We use the transaction command to calculate the duration.
Code snippet
index="botsv1" sourcetype=* "imreallynotbatman.com" uri="/joomla/administrator/index.php" form_data="*&passwd*"
| rex field=form_data "passwd=(?<Password>\w+)"
| rex field=form_data "username=(?<Username>\w+)"
| search Password=batman
| table _time,Username, Password
| transaction Password
Answer: 92.17 seconds
Q17: Unique Passwords
Objective: How many unique passwords were tried?
Code snippet
index="botsv1" sourcetype=* "imreallynotbatman.com" uri="/joomla/administrator/index.php" form_data="*&passwd*"
| rex field=form_data "passwd=(?<Password>\w+)"
| rex field=form_data "username=(?<Username>\w+)"
| table _time,Username, Password
| dedup Password
| stats count by Password
| stats sum(count) as count
Answer: 412
Conclusion: Case Closed
By correlating data from firewalls, IDS, and endpoint sensors, we successfully reconstructed the Po1s0n1vy attack lifecycle.

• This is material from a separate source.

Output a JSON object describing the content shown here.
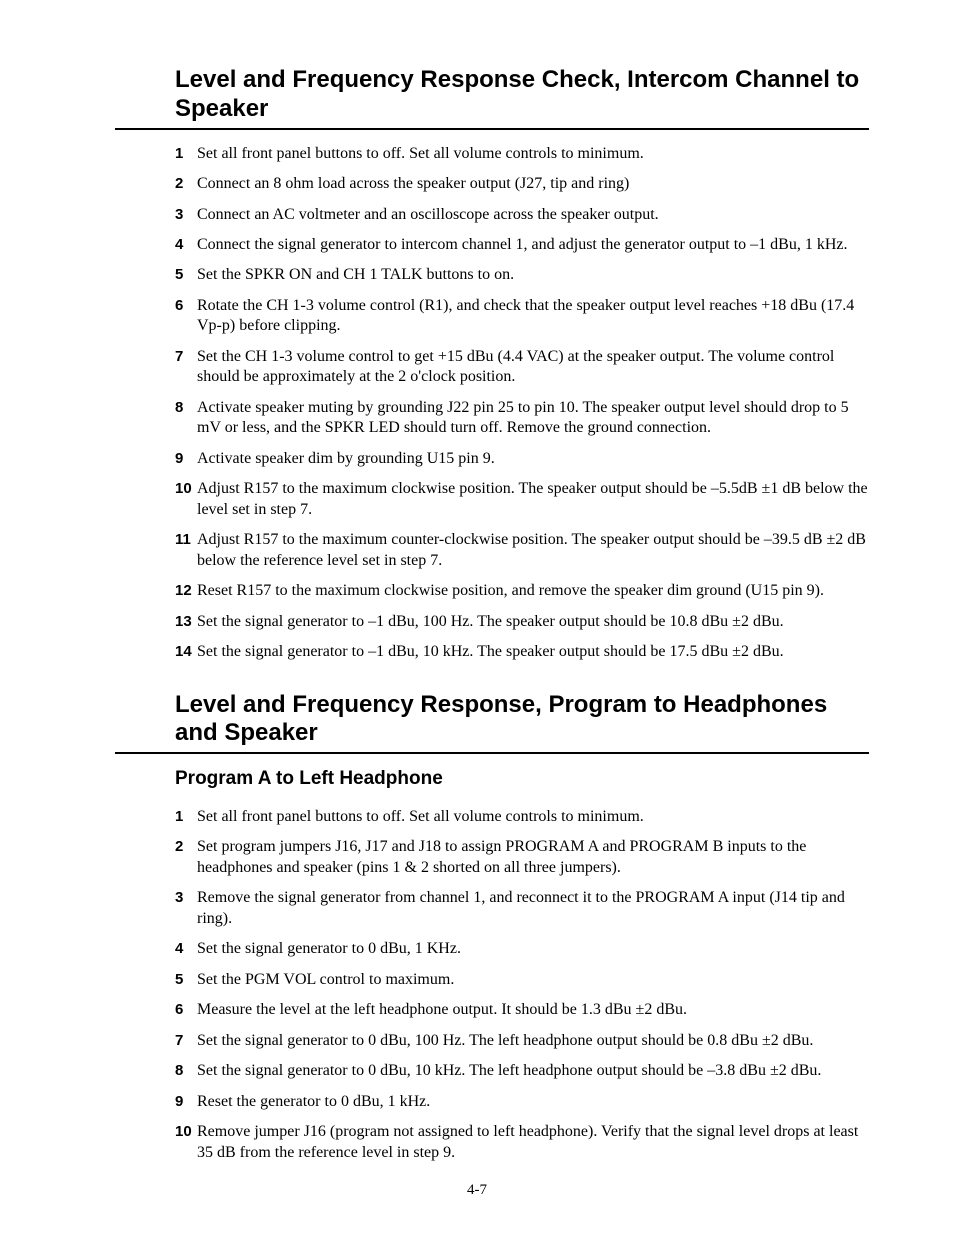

We traced the adversary from their initial vulnerability scan (40.80.148.42) and brute-force attack (23.22.63.114) to the moment they compromised the Joomla admin panel with the password batman. Finally, we identified the delivery of their malicious payload, 3791.exe, and its corresponding MD5 hash.
This investigation proves that while an attacker only needs to find one weakness, a prepared defender with centralized visibility in Splunk can pull a single thread to unravel the entire operation. Gotham is safe—for now.